Clematis richtig pflanzen und schneiden
Clematis, auch Waldreben genannt, gehören zum Garten wie Rosen und Stauden. Mit ihren
lianenartigen Trieben schwingen sie sich viele Meter hoch in Bäume, über Pergolen,
Carports und an Wänden empor. Aufgrund ihrer Wuchskraft und Blütenfülle gilt
die Waldrebe als „Königin der Kletterpflanzen“. Den Kopf recken Clematis-Sorten
gerne in die Sonne, ihre Füße lassen sie am liebsten im kühlen Schatten baumeln.
Clematis bevorzugen einen tiefgründigen Boden, der über eine ausreichende Bodenfeuchte
verfügt.
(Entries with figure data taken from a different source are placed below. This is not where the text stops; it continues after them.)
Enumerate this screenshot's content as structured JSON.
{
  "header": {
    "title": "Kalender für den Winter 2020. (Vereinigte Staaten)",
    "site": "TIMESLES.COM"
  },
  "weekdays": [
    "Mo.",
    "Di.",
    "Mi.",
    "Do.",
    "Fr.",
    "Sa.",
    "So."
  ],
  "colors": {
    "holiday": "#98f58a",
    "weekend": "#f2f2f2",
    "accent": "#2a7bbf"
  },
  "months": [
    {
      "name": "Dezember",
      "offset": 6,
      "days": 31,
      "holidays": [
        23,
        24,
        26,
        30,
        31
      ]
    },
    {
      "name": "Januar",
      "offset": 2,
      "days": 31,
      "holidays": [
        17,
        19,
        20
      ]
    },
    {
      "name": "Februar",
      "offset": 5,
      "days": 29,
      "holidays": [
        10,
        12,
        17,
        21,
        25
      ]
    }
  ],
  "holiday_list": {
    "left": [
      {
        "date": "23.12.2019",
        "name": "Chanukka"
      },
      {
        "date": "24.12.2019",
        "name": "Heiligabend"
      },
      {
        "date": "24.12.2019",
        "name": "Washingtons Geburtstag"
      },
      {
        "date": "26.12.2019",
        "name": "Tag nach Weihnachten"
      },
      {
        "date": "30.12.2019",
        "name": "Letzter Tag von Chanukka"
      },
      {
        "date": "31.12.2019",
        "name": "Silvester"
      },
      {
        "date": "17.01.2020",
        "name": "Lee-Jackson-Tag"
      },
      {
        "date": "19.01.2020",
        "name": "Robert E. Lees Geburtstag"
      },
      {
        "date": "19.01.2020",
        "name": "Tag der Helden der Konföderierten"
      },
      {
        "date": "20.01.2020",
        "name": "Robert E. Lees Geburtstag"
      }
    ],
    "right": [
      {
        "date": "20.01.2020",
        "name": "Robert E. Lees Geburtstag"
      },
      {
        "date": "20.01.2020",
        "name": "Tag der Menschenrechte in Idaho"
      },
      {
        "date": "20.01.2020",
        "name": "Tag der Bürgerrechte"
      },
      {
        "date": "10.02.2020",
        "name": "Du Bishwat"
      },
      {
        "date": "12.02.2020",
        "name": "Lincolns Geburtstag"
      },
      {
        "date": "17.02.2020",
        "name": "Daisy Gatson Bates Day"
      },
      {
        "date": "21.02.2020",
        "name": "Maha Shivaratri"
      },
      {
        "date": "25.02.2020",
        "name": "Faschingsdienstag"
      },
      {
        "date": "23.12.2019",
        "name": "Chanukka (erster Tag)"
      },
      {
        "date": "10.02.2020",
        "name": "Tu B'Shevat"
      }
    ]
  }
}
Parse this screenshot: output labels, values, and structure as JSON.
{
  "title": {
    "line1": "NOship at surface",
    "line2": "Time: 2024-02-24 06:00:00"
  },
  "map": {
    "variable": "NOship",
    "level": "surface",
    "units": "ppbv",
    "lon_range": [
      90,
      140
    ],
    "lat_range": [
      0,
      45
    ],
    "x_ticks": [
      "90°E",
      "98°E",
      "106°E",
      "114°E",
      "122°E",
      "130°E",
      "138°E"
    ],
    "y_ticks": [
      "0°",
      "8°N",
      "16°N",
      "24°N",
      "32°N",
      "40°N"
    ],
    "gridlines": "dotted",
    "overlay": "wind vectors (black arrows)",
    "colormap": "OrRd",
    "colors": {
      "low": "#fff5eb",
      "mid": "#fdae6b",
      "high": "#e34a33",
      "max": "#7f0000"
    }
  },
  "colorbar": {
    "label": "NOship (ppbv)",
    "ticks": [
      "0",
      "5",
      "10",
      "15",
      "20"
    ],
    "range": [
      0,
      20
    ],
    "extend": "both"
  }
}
Auf stauende Nässe reagiert die Waldrebe aber empfindlich.
Man unterscheidet zwischen frühjahrsblühenden Waldreben, kleinblumigen Wildarten
und großblumigen Clematis-Sorten.
Sehr starkwüchsig sind frühjahrsblühenden Waldreben wie Clematis montana.
Diese Wild-Clematis ist ein effektiver Begrüner von unansehnlichen Dächern und Wänden.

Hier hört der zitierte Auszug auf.